Des personnes déposent une demande de marque pour l’expression « De la rivière à la mer ». Est-ce que cela le rendra moins courant ?

L’Office américain des brevets et des marques a reçu des demandes de dépôt des expressions « Du fleuve à la mer » et « Du fleuve à la mer, la Palestine sera libre ».

Mais si l’objectif des demandeurs est d’empêcher les manifestants pro-palestiniens d’utiliser ces slogans pour critiquer Israël, il est peu probable qu’ils y parviennent, selon un expert en droit des marques.

La demande de marque déposée pour l’expression « De la rivière à la mer » destinée à être utilisée sur des T-shirts a été déposée. déposé le 8 novembre par Oron Rosenkranz depuis une adresse à Philadelphie. Les documents relatifs au slogan plus long ont été déposés le 17 novembre pour être utilisés sur des chapeaux et des t-shirts provenant d’une adresse de Pine Brook, dans le New Jersey, identifiée par Semaine d’actualités et Le Poste de Jérusalem comme appartenant à Joel Ackerman.

Ni Rosenkranz ni Ackerman n’ont répondu aux appels téléphoniques et aux courriels du Avant.

Un effort chimérique

Tamar Yellin, avocate en marques auprès du cabinet Eden Law, basé en Virginie, a déclaré lors d’un appel téléphonique que les efforts visant à déposer les slogans étaient pour le moins chimériques.

Les individus qui cherchent à obtenir des droits devraient prouver qu’ils vendent eux-mêmes des produits portant ces phrases afin d’empêcher les autres de le faire, a-t-elle déclaré.

« Vous n’avez des droits sur une marque que lorsque vous l’utilisez », a-t-elle déclaré.
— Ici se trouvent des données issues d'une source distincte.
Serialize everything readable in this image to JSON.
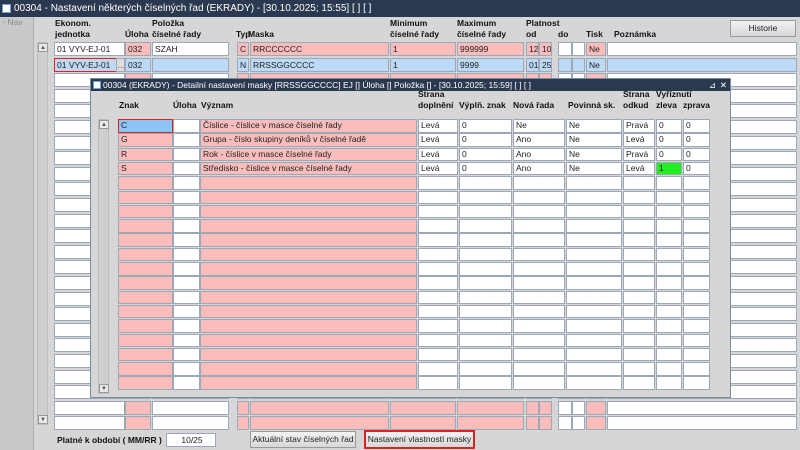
{
  "window": {
    "title": "00304 - Nastavení některých číselných řad (EKRADY) - [30.10.2025; 15:55]  [ ]  [ ]",
    "nav": "Nav",
    "history_button": "Historie"
  },
  "main": {
    "headers": {
      "ekonom": "Ekonom.\njednotka",
      "uloha": "Úloha",
      "polozka": "Položka\nčíselné řady",
      "typ": "Typ",
      "maska": "Maska",
      "minimum": "Minimum\nčíselné řady",
      "maximum": "Maximum\nčíselné řady",
      "platnost": "Platnost",
      "od": "od",
      "do": "do",
      "tisk": "Tisk",
      "poznamka": "Poznámka"
    },
    "rows": [
      {
        "ekonom": "01 VYV-EJ-01",
        "uloha": "032",
        "polozka": "SZAH",
        "typ": "C",
        "maska": "RRCCCCCC",
        "minimum": "1",
        "maximum": "999999",
        "od_mm": "12",
        "od_rr": "10",
        "do_mm": "",
        "do_rr": "",
        "tisk": "Ne",
        "poznamka": ""
      },
      {
        "ekonom": "01 VYV-EJ-01",
        "uloha": "032",
        "polozka": "",
        "typ": "N",
        "maska": "RRSSGGCCCC",
        "minimum": "1",
        "maximum": "9999",
        "od_mm": "01",
        "od_rr": "25",
        "do_mm": "",
        "do_rr": "",
        "tisk": "Ne",
        "poznamka": ""
      }
    ]
  },
  "popup": {
    "title": "00304 (EKRADY) - Detailní nastavení masky [RRSSGGCCCC] EJ [] Úloha [] Položka [] - [30.10.2025; 15:59]  [ ]  [ ]",
    "headers": {
      "znak": "Znak",
      "uloha": "Úloha",
      "vyznam": "Význam",
      "strana_dopl": "Strana\ndoplnění",
      "vypln": "Výplň. znak",
      "nova_rada": "Nová řada",
      "povinna": "Povinná sk.",
      "strana_odkud": "Strana\nodkud",
      "vyriznuti": "Vyříznutí",
      "zleva": "zleva",
      "zprava": "zprava"
    },
    "rows": [
      {
        "znak": "C",
        "uloha": "",
        "vyznam": "Číslice - číslice v masce číselné řady",
        "strana_dopl": "Levá",
        "vypln": "0",
        "nova_rada": "Ne",
        "povinna": "Ne",
        "strana_odkud": "Pravá",
        "zleva": "0",
        "zprava": "0"
      },
      {
        "znak": "G",
        "uloha": "",
        "vyznam": "Grupa - číslo skupiny deníků v číselné řadě",
        "strana_dopl": "Levá",
        "vypln": "0",
        "nova_rada": "Ano",
        "povinna": "Ne",
        "strana_odkud": "Levá",
        "zleva": "0",
        "zprava": "0"
      },
      {
        "znak": "R",
        "uloha": "",
        "vyznam": "Rok - číslice v masce číselné řady",
        "strana_dopl": "Levá",
        "vypln": "0",
        "nova_rada": "Ano",
        "povinna": "Ne",
        "strana_odkud": "Pravá",
        "zleva": "0",
        "zprava": "0"
      },
      {
        "znak": "S",
        "uloha": "",
        "vyznam": "Středisko - číslice v masce číselné řady",
        "strana_dopl": "Levá",
        "vypln": "0",
        "nova_rada": "Ano",
        "povinna": "Ne",
        "strana_odkud": "Levá",
        "zleva": "1",
        "zprava": "0"
      }
    ]
  },
  "footer": {
    "period_label": "Platné k období ( MM/RR )",
    "period_value": "10/25",
    "current_state_button": "Aktuální stav číselných řad",
    "mask_settings_button": "Nastavení vlastností masky"
  },
  "colors": {
    "titlebar": "#2b3950",
    "required": "#fbbcbc",
    "selected_row": "#bcd9f5",
    "highlight": "#22ee22",
    "focus_border": "#e02020"
  }
}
L’obtention des droits de marque pour les slogans n’empêcherait pas non plus leur utilisation dans d’autres contextes, par exemple comme nom d’un restaurant ou d’un autre type d’entreprise. Et une telle victoire ne restreindrait pas le droit des manifestants à la liberté d’expression d’utiliser le slogan.
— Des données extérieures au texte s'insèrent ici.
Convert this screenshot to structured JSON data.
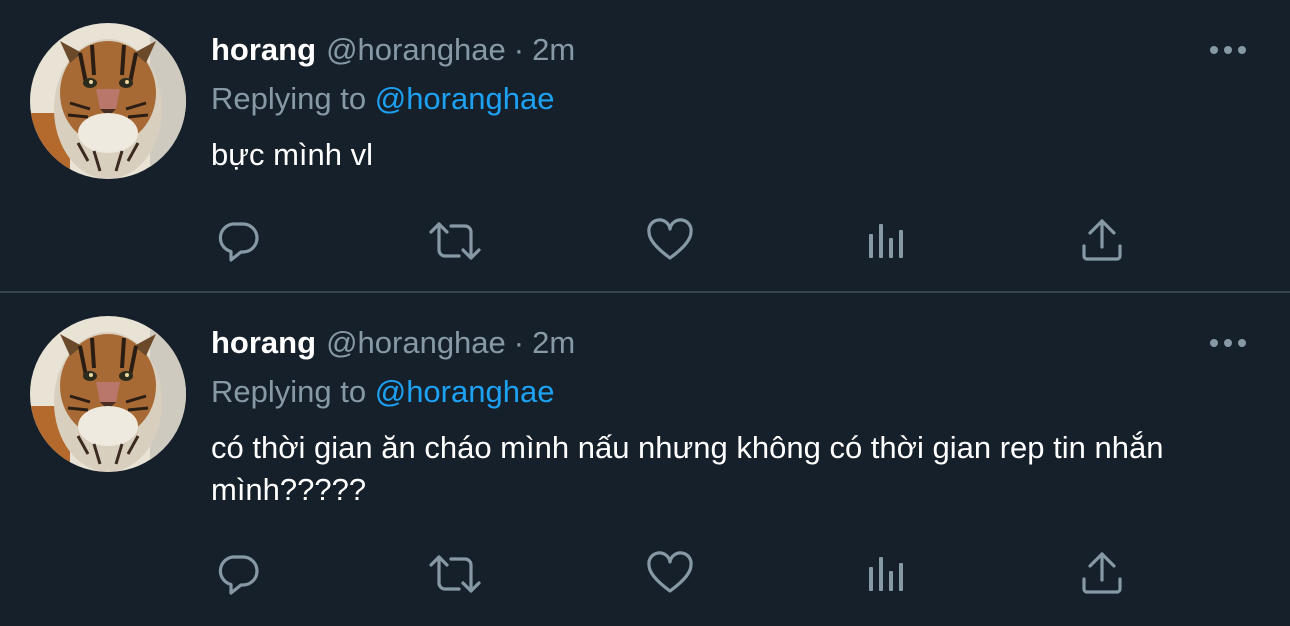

Yellin a ajouté qu’il fallait des mois pour que les demandes soient traitées. Et même si les deux demandes concernant « du fleuve à la mer » étaient approuvées, quiconque utilisait déjà l’expression sur des chapeaux ou des T-shirts avant le dépôt de ces demandes pourrait continuer à le faire.

« La priorité d’utilisation est un élément important du droit des marques », a-t-elle déclaré. « Si quelqu’un utilisait la marque avant que vous déposiez la demande, il peut continuer à l’utiliser. »

T-shirts, masques faciaux et d’autres produits portant le slogan « du fleuve à la mer » ou des variantes de celui-ci sont déjà vendus en ligne.

« De toute façon, c’est drôle »

Les messages de Yellin sur la plateforme de médias sociaux Threads Les subtilités juridiques des demandes n’ont pas atténué la joie de certains milieux face aux efforts visant à déposer la phrase.

« En tout cas, c’est drôle » a déclaré un observateur, ajoutant que dépenser les frais de dépôt « pour la pêche à la traîne est de l’argent bien dépensé ». Une autre personne appelé les demandes de marque « une façon amusante d’envoyer un petit f-you.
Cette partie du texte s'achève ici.